不是没幻想过像书里那样的情节,可学校里那些男生,总觉得差了点什么。于是那些隐秘的心事,就只能寄托在字里行间。
要是……
要是项匀昭那个时候没转走的话,她会不会有那个心思呢?
这个问题,或许她现在也找不到答案。
“喂!”
眼前晃了一个虚影,许清佳回神。项匀昭不知道什么时候已经来到了她的身边。
“在想什么?”
许清佳侧过头,“没什么。”
窗外夕阳渐渐落下,项匀昭看了眼表,“我先走了,村部里还有些事要处理。”
许清佳点点头。
她看着项匀昭从她房间走出去,随即楼下传来他和沈知仪的对话声。她在自己房间听不太清,但捕捉到几个“谢谢”、“破费”等几个词汇。
而后是两人的告别。
许清佳有些艰难地穿上鞋,像之前单腿蹦着那样出门,站在栏杆后面看见客厅的茶几上放着不少东西。
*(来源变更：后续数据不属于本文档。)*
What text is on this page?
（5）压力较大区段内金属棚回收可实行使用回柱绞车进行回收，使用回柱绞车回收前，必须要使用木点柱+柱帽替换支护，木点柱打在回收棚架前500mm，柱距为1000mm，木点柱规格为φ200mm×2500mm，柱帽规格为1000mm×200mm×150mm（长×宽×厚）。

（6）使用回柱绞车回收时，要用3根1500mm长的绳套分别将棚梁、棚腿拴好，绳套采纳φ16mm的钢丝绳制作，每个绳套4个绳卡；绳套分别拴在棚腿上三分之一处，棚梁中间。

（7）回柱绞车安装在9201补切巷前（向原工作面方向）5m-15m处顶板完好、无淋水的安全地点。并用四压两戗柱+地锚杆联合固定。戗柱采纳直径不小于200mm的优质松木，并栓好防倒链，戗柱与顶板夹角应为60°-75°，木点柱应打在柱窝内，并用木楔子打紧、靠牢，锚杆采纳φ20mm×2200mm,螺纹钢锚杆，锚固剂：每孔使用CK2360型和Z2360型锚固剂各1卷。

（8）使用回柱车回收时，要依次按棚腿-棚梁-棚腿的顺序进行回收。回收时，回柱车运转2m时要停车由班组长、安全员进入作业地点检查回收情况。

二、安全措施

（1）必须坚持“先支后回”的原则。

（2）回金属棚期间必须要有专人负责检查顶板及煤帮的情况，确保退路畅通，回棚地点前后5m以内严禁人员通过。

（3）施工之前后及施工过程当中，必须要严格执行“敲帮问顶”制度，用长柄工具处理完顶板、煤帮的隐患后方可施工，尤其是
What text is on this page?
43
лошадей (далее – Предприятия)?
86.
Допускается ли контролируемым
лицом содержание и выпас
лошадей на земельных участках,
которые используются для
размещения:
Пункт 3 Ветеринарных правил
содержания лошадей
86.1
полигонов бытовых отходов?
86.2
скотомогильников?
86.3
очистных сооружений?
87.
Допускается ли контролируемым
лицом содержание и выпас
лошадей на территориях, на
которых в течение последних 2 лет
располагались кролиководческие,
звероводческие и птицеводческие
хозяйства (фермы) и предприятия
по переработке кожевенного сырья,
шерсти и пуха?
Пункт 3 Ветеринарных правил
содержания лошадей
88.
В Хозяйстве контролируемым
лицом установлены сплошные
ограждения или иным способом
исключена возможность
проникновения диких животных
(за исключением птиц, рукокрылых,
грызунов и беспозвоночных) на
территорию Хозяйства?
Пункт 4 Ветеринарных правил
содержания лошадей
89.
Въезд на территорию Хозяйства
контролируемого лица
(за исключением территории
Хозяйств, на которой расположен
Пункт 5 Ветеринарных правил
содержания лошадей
茶几上甚至没放下,旁边的地上还放着几盒。
看着就不便宜。
“妈,这东西哪来的?”
沈知仪这才抬眼看她,神色还有些诧异,“这是刚刚小项去车里拿过来的东西,说是回来了也没正式过来拜访一下。我说太客气了,结果这孩子放这就走了。”
“这些都是……项匀昭拿的?”
“是啊。”沈知仪心疼皱眉,“这孩子也太客气了,这得花多少钱啊。”
许清佳顺着窗外看了一眼,项匀昭的车早就开走了。
现在她真是越来越搞不懂他了。
晚上吃饭时,在外面浪了一天的许翊坤回家看见茶几上桌子的吓了一大跳。
“我去,姐!你谈的男朋友来咱家提亲了?买这么多东西?”
许清佳从桌子底下踹了他一脚,“滚!”
“这俩孩子。”沈知仪摇摇头,看了许怀舟一眼。
本来埋头吃饭的许怀舟悠地抬起头,看着茶几上的东西皱眉,“这谁送的?”
沈知仪眉眼带笑,“匀昭那孩子送的呀,还说回来这么久也没正式拜访一下。”
“收他东西做什么?自己家又不是买不起。”
沈知仪被许怀舟这突然的态度弄得有些发懵,“你这是怎么了?之前也没见你这么排斥小项啊。”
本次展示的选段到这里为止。